Quote:
Originally Posted by Knightingale /img/forum/go_quote.gif
wow. that's some deep technical philosophical and psychological writings.
i've been listening to the er4s unamped and i hear some annoying sibilance.
any advice on how to reduce or terminate the sssssssssss?
|
Do you get the same sibilance when the headphone is amped?
Sibilance is a little like nausea. Several different causes can have the same effect. Sibilance is part of what we hear (even if we tune it out). In recording and broadcast, it poses a challenge because the equipment designed to accurately produce high frequencies naturally picks up this sound, which has more body to it (and a slower rate of decay). The attempt to emphasize HF ends up reproducing the sibilance as well.
Sibilance is also the result of poor equipment or poorly adjusted equipment. If you've got too rich a mix of HF, you're going to get more sibilance than you bargained for. If you've got equipment overemphasizing certain frequencies, with sharp spikes and troughs, you can also get more sibilance. There's plenty of equipment that poorly reproduces the bass or mids, so the attempt to crank it up while drive a nail through your skull. There are also cheap component parts, with poor accuracy, so again, you get sibilance issues galore.
To bottle the ends, you could have a sibilant recording, a sibilant player or a sibilant amp - if not all three.
When it comes to earphones, sibilance is the result of two factors: driver sibilance and ear-canal acoustics. Small wide-range drivers may overly produce HF or underproduce LF. Either way, you may end up with a mix that leans toward the HF - giving you excess sibilance. The ear canal is also an acoustical environment that favors sibilance. Some creatures - like s-s-snakes - are sensitive to LF, which they "hear" through their bellies. I suppose, for a snake, that's important because the snake's survival depends on its ability to hear its dinner taking a walk. We, on the other hand, are highly sensitive to mids and HF, which probably gave our ancestors a different set of cues. We don't crawl around on our stomachs so our awareness - of both breakfast and predators - depended on a different set of frequencies, from a different vantage point. What were our ancestors listening for? Movements in the grass? The snapping of twigs?
But I digress. The point is that this pair of sound horns, strapped to the sides of our skulls, along with the long ear canals, may not be as far-ranging as that of some animals, but its earliest use was geared toward survival, not pleasure. It doesn't matter that the sounds it picked up were less than euphonic. What mattered was its efficiency. Its job was to pick up as much as it could; the brain developed a kind of filter for tuning out what it didn't need. This leaves the ear and ear canal sensitive to sounds we pipe right in. The proximity of the sound, along with the cupping design of the ear and ear canal, make it very easy to get overwhelmed by the HF. For that reason, earphone drivers are designed to have an HF roll-off. Even then, the drivers need a filter to avoid overwhelming the ear, which is already more than tuned to these sounds.

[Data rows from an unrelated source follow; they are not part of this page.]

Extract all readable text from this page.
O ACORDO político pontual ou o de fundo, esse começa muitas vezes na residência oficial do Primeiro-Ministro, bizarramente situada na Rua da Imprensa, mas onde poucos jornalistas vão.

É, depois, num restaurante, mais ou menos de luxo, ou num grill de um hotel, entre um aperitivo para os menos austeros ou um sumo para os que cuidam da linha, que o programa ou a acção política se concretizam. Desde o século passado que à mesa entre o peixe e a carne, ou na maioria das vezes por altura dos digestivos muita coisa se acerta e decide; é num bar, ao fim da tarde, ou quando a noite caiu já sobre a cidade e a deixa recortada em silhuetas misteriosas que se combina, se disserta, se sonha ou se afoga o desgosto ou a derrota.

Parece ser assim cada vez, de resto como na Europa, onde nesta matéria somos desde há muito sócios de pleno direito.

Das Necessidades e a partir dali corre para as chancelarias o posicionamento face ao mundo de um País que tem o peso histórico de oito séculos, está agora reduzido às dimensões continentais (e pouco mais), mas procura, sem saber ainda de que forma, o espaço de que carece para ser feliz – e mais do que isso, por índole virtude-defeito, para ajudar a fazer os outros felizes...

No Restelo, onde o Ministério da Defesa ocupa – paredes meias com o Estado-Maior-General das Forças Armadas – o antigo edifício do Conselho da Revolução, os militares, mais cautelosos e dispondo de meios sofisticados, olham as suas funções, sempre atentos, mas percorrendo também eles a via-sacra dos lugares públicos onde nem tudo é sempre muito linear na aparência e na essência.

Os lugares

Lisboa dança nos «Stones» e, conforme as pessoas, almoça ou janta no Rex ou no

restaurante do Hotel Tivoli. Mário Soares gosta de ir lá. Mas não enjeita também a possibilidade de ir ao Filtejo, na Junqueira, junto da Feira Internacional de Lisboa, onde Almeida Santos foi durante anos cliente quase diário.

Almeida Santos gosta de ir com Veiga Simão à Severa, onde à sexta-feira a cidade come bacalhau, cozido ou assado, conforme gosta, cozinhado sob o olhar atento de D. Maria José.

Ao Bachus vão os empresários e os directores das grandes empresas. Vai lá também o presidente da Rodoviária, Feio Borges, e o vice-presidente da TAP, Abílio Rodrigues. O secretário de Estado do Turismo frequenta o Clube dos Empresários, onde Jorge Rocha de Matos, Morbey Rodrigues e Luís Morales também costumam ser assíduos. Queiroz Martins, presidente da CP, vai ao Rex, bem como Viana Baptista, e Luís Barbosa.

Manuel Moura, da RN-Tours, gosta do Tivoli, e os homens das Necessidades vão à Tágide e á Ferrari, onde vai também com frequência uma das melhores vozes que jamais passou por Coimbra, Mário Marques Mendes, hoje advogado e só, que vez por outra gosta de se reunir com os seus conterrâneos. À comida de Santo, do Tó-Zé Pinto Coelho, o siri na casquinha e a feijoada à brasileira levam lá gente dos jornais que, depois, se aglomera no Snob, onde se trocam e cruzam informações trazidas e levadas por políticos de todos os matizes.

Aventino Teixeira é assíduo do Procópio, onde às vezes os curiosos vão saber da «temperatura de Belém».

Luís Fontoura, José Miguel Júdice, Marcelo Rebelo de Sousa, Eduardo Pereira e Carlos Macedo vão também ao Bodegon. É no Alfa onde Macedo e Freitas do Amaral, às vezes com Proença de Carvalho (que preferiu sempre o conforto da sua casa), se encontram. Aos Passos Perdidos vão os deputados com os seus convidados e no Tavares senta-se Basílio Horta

Even custom IEMs, with their claim to employing integrated passive crossovers, use filters to attenuate the HF. If the filter is inadequate or damaged, you'll get sibilance. What's more, the ER4S uses higher impedence, which enhances the HF. Chances are, you have a damaged filter (Ety filters are non-reusable). The alternative is to use a different kind of filter, which will change the performance of your phones, but by simply blocking out more HF.